Contra Todos, filme que também dava ao elenco a chance de improvisar no texto e no espaço, vivia em embate com um paradoxo: a câmera vai aonde os corpos vão, mas os personagens ali estão fadados a seguir o papel social que lhes cabe, estão fadados a seguir um destino. Com A Casa de Alice acontece o mesmo (em escala bem menos sensacionalista, diga-se): a mise-en-scène é livre, mas do determinismo não se foge.

Por mais que Chico Teixeira e Mauro Pinheiro se aproximem dos personagens com delicadeza, sem expô-los demais mesmo no close-up mais íntimo, num esforço cênico notável de preparação de elenco e de filmagem, os tipos ali já estão marcados e os seus futuros determinados.

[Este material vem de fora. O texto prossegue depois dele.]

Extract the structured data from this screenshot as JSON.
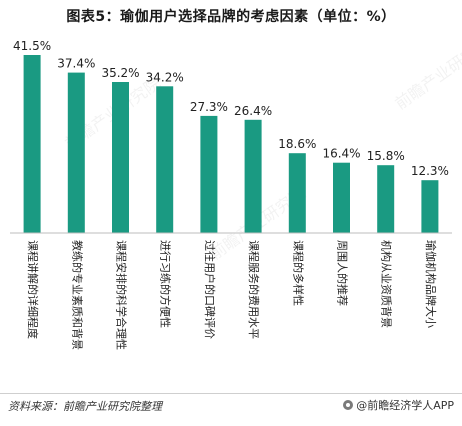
{
  "chart_data": {
    "type": "bar",
    "title": "图表5：瑜伽用户选择品牌的考虑因素（单位：%）",
    "categories": [
      "课程讲解的详细程度",
      "教练的专业素质和背景",
      "课程安排的科学合理性",
      "进行习练的方便性",
      "过往用户的口碑评价",
      "课程服务的费用水平",
      "课程的多样性",
      "周围人的推荐",
      "机构从业资质背景",
      "瑜伽机构品牌大小"
    ],
    "values": [
      41.5,
      37.4,
      35.2,
      34.2,
      27.3,
      26.4,
      18.6,
      16.4,
      15.8,
      12.3
    ],
    "value_labels": [
      "41.5%",
      "37.4%",
      "35.2%",
      "34.2%",
      "27.3%",
      "26.4%",
      "18.6%",
      "16.4%",
      "15.8%",
      "12.3%"
    ],
    "ylim": [
      0,
      45
    ],
    "bar_color": "#1a9a82",
    "grid": false,
    "legend": "none"
  },
  "footer": {
    "source": "资料来源：前瞻产业研究院整理",
    "brand": "@前瞻经济学人APP"
  },
  "watermark": "前瞻产业研究院"
}
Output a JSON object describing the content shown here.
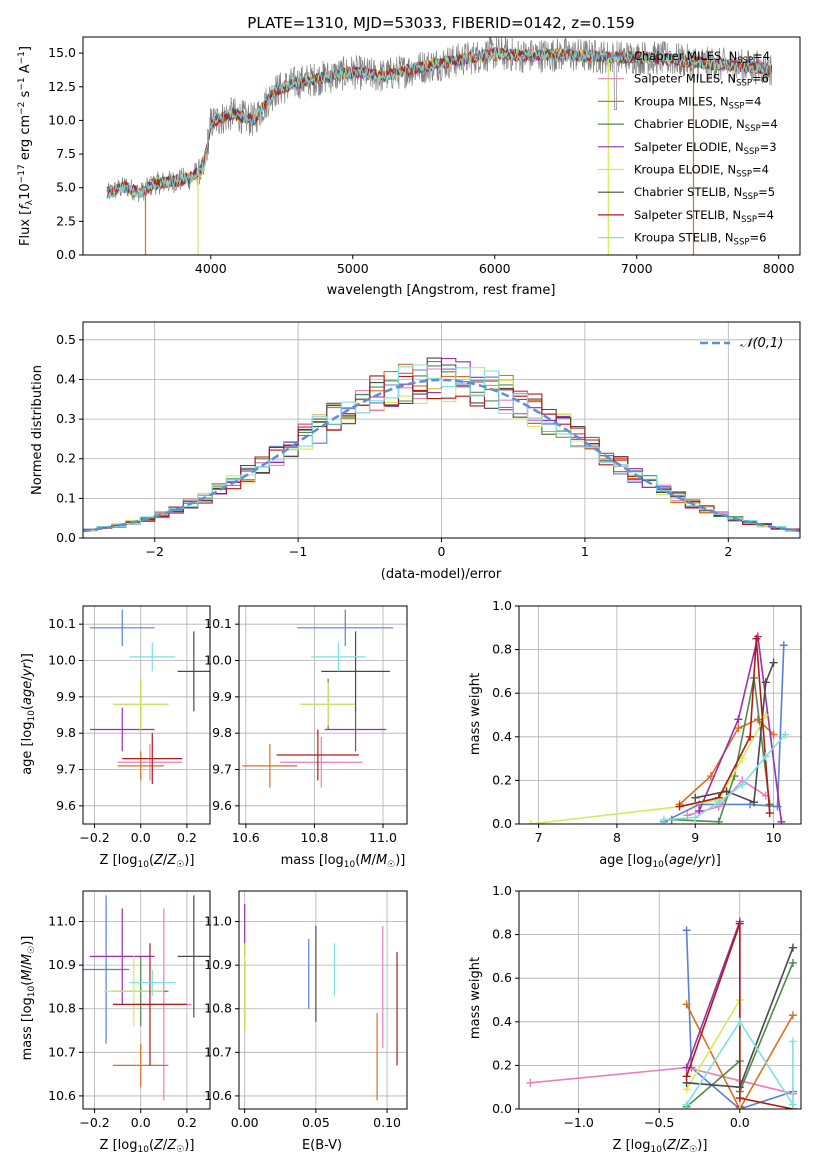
{
  "chart_data": [
    {
      "id": "spectrum",
      "type": "line",
      "title": "PLATE=1310, MJD=53033, FIBERID=0142, z=0.159",
      "xlabel": "wavelength [Angstrom, rest frame]",
      "ylabel": "Flux [f_λ 10⁻¹⁷ erg cm⁻² s⁻¹ A⁻¹]",
      "xlim": [
        3100,
        8150
      ],
      "ylim": [
        0,
        16.2
      ],
      "xticks": [
        4000,
        5000,
        6000,
        7000,
        8000
      ],
      "yticks": [
        0.0,
        2.5,
        5.0,
        7.5,
        10.0,
        12.5,
        15.0
      ],
      "ytick_labels": [
        "0.0",
        "2.5",
        "5.0",
        "7.5",
        "10.0",
        "12.5",
        "15.0"
      ],
      "grid": false,
      "legend_position": "top-right",
      "continuum": [
        [
          3270,
          4.6
        ],
        [
          3400,
          5.1
        ],
        [
          3500,
          4.6
        ],
        [
          3600,
          5.3
        ],
        [
          3750,
          5.5
        ],
        [
          3850,
          5.7
        ],
        [
          3950,
          6.4
        ],
        [
          4000,
          9.8
        ],
        [
          4150,
          10.5
        ],
        [
          4300,
          10.0
        ],
        [
          4450,
          12.2
        ],
        [
          4600,
          12.8
        ],
        [
          4800,
          13.2
        ],
        [
          5000,
          13.6
        ],
        [
          5200,
          13.3
        ],
        [
          5500,
          14.0
        ],
        [
          5800,
          14.6
        ],
        [
          6000,
          15.0
        ],
        [
          6200,
          14.8
        ],
        [
          6500,
          14.9
        ],
        [
          6800,
          14.7
        ],
        [
          7000,
          14.7
        ],
        [
          7200,
          14.6
        ],
        [
          7500,
          14.2
        ],
        [
          7800,
          14.0
        ],
        [
          7950,
          13.8
        ]
      ],
      "series": [
        {
          "name": "Chabrier MILES, N",
          "sub": "SSP",
          "suffix": "=4",
          "color": "#5b7fd6"
        },
        {
          "name": "Salpeter MILES, N",
          "sub": "SSP",
          "suffix": "=6",
          "color": "#e87fbf"
        },
        {
          "name": "Kroupa MILES, N",
          "sub": "SSP",
          "suffix": "=4",
          "color": "#d9711f"
        },
        {
          "name": "Chabrier ELODIE, N",
          "sub": "SSP",
          "suffix": "=4",
          "color": "#4f8a4a"
        },
        {
          "name": "Salpeter ELODIE, N",
          "sub": "SSP",
          "suffix": "=3",
          "color": "#9b2fae"
        },
        {
          "name": "Kroupa ELODIE, N",
          "sub": "SSP",
          "suffix": "=4",
          "color": "#d8e85a"
        },
        {
          "name": "Chabrier STELIB, N",
          "sub": "SSP",
          "suffix": "=5",
          "color": "#4a4a4a"
        },
        {
          "name": "Salpeter STELIB, N",
          "sub": "SSP",
          "suffix": "=4",
          "color": "#b11a1a"
        },
        {
          "name": "Kroupa STELIB, N",
          "sub": "SSP",
          "suffix": "=6",
          "color": "#7fe0e0"
        }
      ],
      "data_color": "#808080"
    },
    {
      "id": "residuals",
      "type": "histogram",
      "xlabel": "(data-model)/error",
      "ylabel": "Normed distribution",
      "xlim": [
        -2.5,
        2.5
      ],
      "ylim": [
        0,
        0.545
      ],
      "xticks": [
        -2,
        -1,
        0,
        1,
        2
      ],
      "xtick_labels": [
        "−2",
        "−1",
        "0",
        "1",
        "2"
      ],
      "yticks": [
        0.0,
        0.1,
        0.2,
        0.3,
        0.4,
        0.5
      ],
      "ytick_labels": [
        "0.0",
        "0.1",
        "0.2",
        "0.3",
        "0.4",
        "0.5"
      ],
      "grid": true,
      "legend": "𝒩(0,1)",
      "legend_position": "top-right",
      "gauss_color": "#5b8fdb",
      "bin_width": 0.1
    },
    {
      "id": "age_Z",
      "type": "errorbar",
      "xlabel": "Z [log₁₀(Z/Z☉)]",
      "ylabel": "age  [log₁₀(age/yr)]",
      "xlim": [
        -0.25,
        0.3
      ],
      "ylim": [
        9.55,
        10.15
      ],
      "xticks": [
        -0.2,
        0.0,
        0.2
      ],
      "xtick_labels": [
        "−0.2",
        "0.0",
        "0.2"
      ],
      "yticks": [
        9.6,
        9.7,
        9.8,
        9.9,
        10.0,
        10.1
      ],
      "ytick_labels": [
        "9.6",
        "9.7",
        "9.8",
        "9.9",
        "10.0",
        "10.1"
      ],
      "grid": true,
      "points": [
        {
          "x": -0.08,
          "y": 10.09,
          "xe": 0.14,
          "ye": 0.05,
          "color": "#5b7fd6"
        },
        {
          "x": 0.04,
          "y": 9.72,
          "xe": 0.14,
          "ye": 0.05,
          "color": "#e87fbf"
        },
        {
          "x": 0.0,
          "y": 9.71,
          "xe": 0.1,
          "ye": 0.04,
          "color": "#d9711f"
        },
        {
          "x": 0.0,
          "y": 9.88,
          "xe": 0.12,
          "ye": 0.07,
          "color": "#4f8a4a"
        },
        {
          "x": -0.08,
          "y": 9.81,
          "xe": 0.14,
          "ye": 0.06,
          "color": "#9b2fae"
        },
        {
          "x": 0.0,
          "y": 9.88,
          "xe": 0.12,
          "ye": 0.07,
          "color": "#d8e85a"
        },
        {
          "x": 0.23,
          "y": 9.97,
          "xe": 0.07,
          "ye": 0.11,
          "color": "#4a4a4a"
        },
        {
          "x": 0.05,
          "y": 9.73,
          "xe": 0.13,
          "ye": 0.07,
          "color": "#b11a1a"
        },
        {
          "x": 0.05,
          "y": 10.01,
          "xe": 0.1,
          "ye": 0.04,
          "color": "#7fe0e0"
        }
      ]
    },
    {
      "id": "age_mass",
      "type": "errorbar",
      "xlabel": "mass [log₁₀(M/M☉)]",
      "ylabel": "",
      "xlim": [
        10.58,
        11.07
      ],
      "ylim": [
        9.55,
        10.15
      ],
      "xticks": [
        10.6,
        10.8,
        11.0
      ],
      "xtick_labels": [
        "10.6",
        "10.8",
        "11.0"
      ],
      "yticks": [
        9.6,
        9.7,
        9.8,
        9.9,
        10.0,
        10.1
      ],
      "ytick_labels": [
        "9.6",
        "9.7",
        "9.8",
        "9.9",
        "10.0",
        "10.1"
      ],
      "grid": true,
      "points": [
        {
          "x": 10.89,
          "y": 10.09,
          "xe": 0.14,
          "ye": 0.05,
          "color": "#5b7fd6"
        },
        {
          "x": 10.82,
          "y": 9.72,
          "xe": 0.12,
          "ye": 0.07,
          "color": "#e87fbf"
        },
        {
          "x": 10.67,
          "y": 9.71,
          "xe": 0.08,
          "ye": 0.06,
          "color": "#d9711f"
        },
        {
          "x": 10.84,
          "y": 9.88,
          "xe": 0.08,
          "ye": 0.07,
          "color": "#4f8a4a"
        },
        {
          "x": 10.92,
          "y": 9.81,
          "xe": 0.09,
          "ye": 0.06,
          "color": "#9b2fae"
        },
        {
          "x": 10.84,
          "y": 9.88,
          "xe": 0.08,
          "ye": 0.06,
          "color": "#d8e85a"
        },
        {
          "x": 10.92,
          "y": 9.97,
          "xe": 0.1,
          "ye": 0.11,
          "color": "#4a4a4a"
        },
        {
          "x": 10.81,
          "y": 9.74,
          "xe": 0.12,
          "ye": 0.07,
          "color": "#b11a1a"
        },
        {
          "x": 10.87,
          "y": 10.01,
          "xe": 0.08,
          "ye": 0.04,
          "color": "#7fe0e0"
        }
      ]
    },
    {
      "id": "mw_age",
      "type": "line",
      "xlabel": "age  [log₁₀(age/yr)]",
      "ylabel": "mass weight",
      "xlim": [
        6.75,
        10.35
      ],
      "ylim": [
        0,
        1.0
      ],
      "xticks": [
        7,
        8,
        9,
        10
      ],
      "xtick_labels": [
        "7",
        "8",
        "9",
        "10"
      ],
      "yticks": [
        0.0,
        0.2,
        0.4,
        0.6,
        0.8,
        1.0
      ],
      "ytick_labels": [
        "0.0",
        "0.2",
        "0.4",
        "0.6",
        "0.8",
        "1.0"
      ],
      "grid": true,
      "lines": [
        {
          "color": "#5b7fd6",
          "pts": [
            [
              8.6,
              0.01
            ],
            [
              9.05,
              0.09
            ],
            [
              9.7,
              0.09
            ],
            [
              10.05,
              0.08
            ],
            [
              10.13,
              0.82
            ]
          ]
        },
        {
          "color": "#e87fbf",
          "pts": [
            [
              8.9,
              0.04
            ],
            [
              9.3,
              0.08
            ],
            [
              9.6,
              0.2
            ],
            [
              9.9,
              0.13
            ]
          ]
        },
        {
          "color": "#d9711f",
          "pts": [
            [
              8.8,
              0.09
            ],
            [
              9.2,
              0.22
            ],
            [
              9.55,
              0.44
            ],
            [
              9.8,
              0.48
            ],
            [
              10.0,
              0.41
            ]
          ]
        },
        {
          "color": "#4f8a4a",
          "pts": [
            [
              8.7,
              0.02
            ],
            [
              9.3,
              0.01
            ],
            [
              9.5,
              0.22
            ],
            [
              9.75,
              0.67
            ],
            [
              9.95,
              0.09
            ]
          ]
        },
        {
          "color": "#9b2fae",
          "pts": [
            [
              9.05,
              0.06
            ],
            [
              9.55,
              0.48
            ],
            [
              9.8,
              0.86
            ],
            [
              10.1,
              0.01
            ]
          ]
        },
        {
          "color": "#d8e85a",
          "pts": [
            [
              6.9,
              0.0
            ],
            [
              8.8,
              0.08
            ],
            [
              9.3,
              0.11
            ],
            [
              9.6,
              0.3
            ],
            [
              9.9,
              0.5
            ]
          ]
        },
        {
          "color": "#4a4a4a",
          "pts": [
            [
              9.0,
              0.12
            ],
            [
              9.4,
              0.15
            ],
            [
              9.75,
              0.1
            ],
            [
              9.9,
              0.65
            ],
            [
              10.0,
              0.74
            ]
          ]
        },
        {
          "color": "#b11a1a",
          "pts": [
            [
              8.8,
              0.08
            ],
            [
              9.3,
              0.12
            ],
            [
              9.7,
              0.4
            ],
            [
              9.78,
              0.85
            ],
            [
              9.95,
              0.05
            ]
          ]
        },
        {
          "color": "#7fe0e0",
          "pts": [
            [
              8.6,
              0.02
            ],
            [
              9.0,
              0.03
            ],
            [
              9.3,
              0.1
            ],
            [
              9.6,
              0.18
            ],
            [
              9.9,
              0.31
            ],
            [
              10.15,
              0.41
            ]
          ]
        }
      ]
    },
    {
      "id": "mass_Z",
      "type": "errorbar",
      "xlabel": "Z [log₁₀(Z/Z☉)]",
      "ylabel": "mass [log₁₀(M/M☉)]",
      "xlim": [
        -0.25,
        0.3
      ],
      "ylim": [
        10.57,
        11.07
      ],
      "xticks": [
        -0.2,
        0.0,
        0.2
      ],
      "xtick_labels": [
        "−0.2",
        "0.0",
        "0.2"
      ],
      "yticks": [
        10.6,
        10.7,
        10.8,
        10.9,
        11.0
      ],
      "ytick_labels": [
        "10.6",
        "10.7",
        "10.8",
        "10.9",
        "11.0"
      ],
      "grid": true,
      "points": [
        {
          "x": -0.15,
          "y": 10.89,
          "xe": 0.1,
          "ye": 0.17,
          "color": "#5b7fd6"
        },
        {
          "x": 0.1,
          "y": 10.81,
          "xe": 0.12,
          "ye": 0.22,
          "color": "#e87fbf"
        },
        {
          "x": 0.0,
          "y": 10.67,
          "xe": 0.12,
          "ye": 0.05,
          "color": "#d9711f"
        },
        {
          "x": 0.0,
          "y": 10.84,
          "xe": 0.12,
          "ye": 0.08,
          "color": "#4f8a4a"
        },
        {
          "x": -0.08,
          "y": 10.92,
          "xe": 0.14,
          "ye": 0.11,
          "color": "#9b2fae"
        },
        {
          "x": -0.03,
          "y": 10.84,
          "xe": 0.13,
          "ye": 0.08,
          "color": "#d8e85a"
        },
        {
          "x": 0.23,
          "y": 10.92,
          "xe": 0.07,
          "ye": 0.14,
          "color": "#4a4a4a"
        },
        {
          "x": 0.04,
          "y": 10.81,
          "xe": 0.16,
          "ye": 0.14,
          "color": "#b11a1a"
        },
        {
          "x": 0.05,
          "y": 10.86,
          "xe": 0.1,
          "ye": 0.03,
          "color": "#7fe0e0"
        }
      ]
    },
    {
      "id": "mass_ebv",
      "type": "errorbar",
      "xlabel": "E(B-V)",
      "ylabel": "",
      "xlim": [
        -0.004,
        0.114
      ],
      "ylim": [
        10.57,
        11.07
      ],
      "xticks": [
        0.0,
        0.05,
        0.1
      ],
      "xtick_labels": [
        "0.00",
        "0.05",
        "0.10"
      ],
      "yticks": [
        10.6,
        10.7,
        10.8,
        10.9,
        11.0
      ],
      "ytick_labels": [
        "10.6",
        "10.7",
        "10.8",
        "10.9",
        "11.0"
      ],
      "grid": true,
      "points": [
        {
          "x": 0.045,
          "y": 10.88,
          "xe": 0,
          "ye": 0.08,
          "color": "#5b7fd6"
        },
        {
          "x": 0.097,
          "y": 10.85,
          "xe": 0,
          "ye": 0.14,
          "color": "#e87fbf"
        },
        {
          "x": 0.093,
          "y": 10.69,
          "xe": 0,
          "ye": 0.1,
          "color": "#d9711f"
        },
        {
          "x": 0.0,
          "y": 10.83,
          "xe": 0,
          "ye": 0.08,
          "color": "#4f8a4a"
        },
        {
          "x": 0.0,
          "y": 10.98,
          "xe": 0,
          "ye": 0.06,
          "color": "#9b2fae"
        },
        {
          "x": 0.0,
          "y": 10.85,
          "xe": 0,
          "ye": 0.1,
          "color": "#d8e85a"
        },
        {
          "x": 0.05,
          "y": 10.88,
          "xe": 0,
          "ye": 0.11,
          "color": "#4a4a4a"
        },
        {
          "x": 0.107,
          "y": 10.8,
          "xe": 0,
          "ye": 0.13,
          "color": "#b11a1a"
        },
        {
          "x": 0.063,
          "y": 10.89,
          "xe": 0,
          "ye": 0.06,
          "color": "#7fe0e0"
        }
      ]
    },
    {
      "id": "mw_Z",
      "type": "line",
      "xlabel": "Z [log₁₀(Z/Z☉)]",
      "ylabel": "mass weight",
      "xlim": [
        -1.37,
        0.38
      ],
      "ylim": [
        0,
        1.0
      ],
      "xticks": [
        -1.0,
        -0.5,
        0.0
      ],
      "xtick_labels": [
        "−1.0",
        "−0.5",
        "0.0"
      ],
      "yticks": [
        0.0,
        0.2,
        0.4,
        0.6,
        0.8,
        1.0
      ],
      "ytick_labels": [
        "0.0",
        "0.2",
        "0.4",
        "0.6",
        "0.8",
        "1.0"
      ],
      "grid": true,
      "lines": [
        {
          "color": "#5b7fd6",
          "pts": [
            [
              -0.33,
              0.82
            ],
            [
              -0.3,
              0.19
            ],
            [
              0.0,
              0.0
            ],
            [
              0.33,
              0.08
            ]
          ]
        },
        {
          "color": "#e87fbf",
          "pts": [
            [
              -1.3,
              0.12
            ],
            [
              -0.33,
              0.19
            ],
            [
              0.0,
              0.13
            ],
            [
              0.33,
              0.07
            ]
          ]
        },
        {
          "color": "#d9711f",
          "pts": [
            [
              -0.33,
              0.48
            ],
            [
              0.0,
              0.0
            ],
            [
              0.33,
              0.43
            ]
          ]
        },
        {
          "color": "#4f8a4a",
          "pts": [
            [
              -0.33,
              0.01
            ],
            [
              0.0,
              0.22
            ],
            [
              0.0,
              0.08
            ],
            [
              0.33,
              0.67
            ]
          ]
        },
        {
          "color": "#9b2fae",
          "pts": [
            [
              -0.33,
              0.19
            ],
            [
              0.0,
              0.86
            ],
            [
              0.0,
              0.01
            ]
          ]
        },
        {
          "color": "#d8e85a",
          "pts": [
            [
              -0.33,
              0.09
            ],
            [
              0.0,
              0.5
            ],
            [
              0.0,
              0.0
            ]
          ]
        },
        {
          "color": "#4a4a4a",
          "pts": [
            [
              -0.33,
              0.12
            ],
            [
              0.0,
              0.1
            ],
            [
              0.33,
              0.74
            ]
          ]
        },
        {
          "color": "#b11a1a",
          "pts": [
            [
              -0.33,
              0.15
            ],
            [
              0.0,
              0.85
            ],
            [
              0.0,
              0.05
            ],
            [
              0.33,
              0.0
            ]
          ]
        },
        {
          "color": "#7fe0e0",
          "pts": [
            [
              -0.33,
              0.02
            ],
            [
              0.0,
              0.4
            ],
            [
              0.33,
              0.02
            ],
            [
              0.33,
              0.31
            ]
          ]
        }
      ]
    }
  ]
}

Lucas (Vinícius Zinn) não irá além do retrato do irmão mais velho que se camufla por trás da autoridade. O filho do meio, Edinho (Ricardo Vilaça), se estigmatiza pela sua mania de pegar dinheiro emprestado da avó sem avisá-la, e quando a câmera o acompanha é para reforçar esse estigma. Ao caçula Júnior (Felipe Massuia) resta absorver o que de ruim acontece ao redor. Em nenhum caso há escape possível.

Observar o mundo é uma opção de cinema que visa resgatar a humanidade dos corpos que passeiam diante da lente. Cinema de observação pressupõe ausência de pré-julgamentos, e os personagens de A Casa de Alice de saída já estão condenados.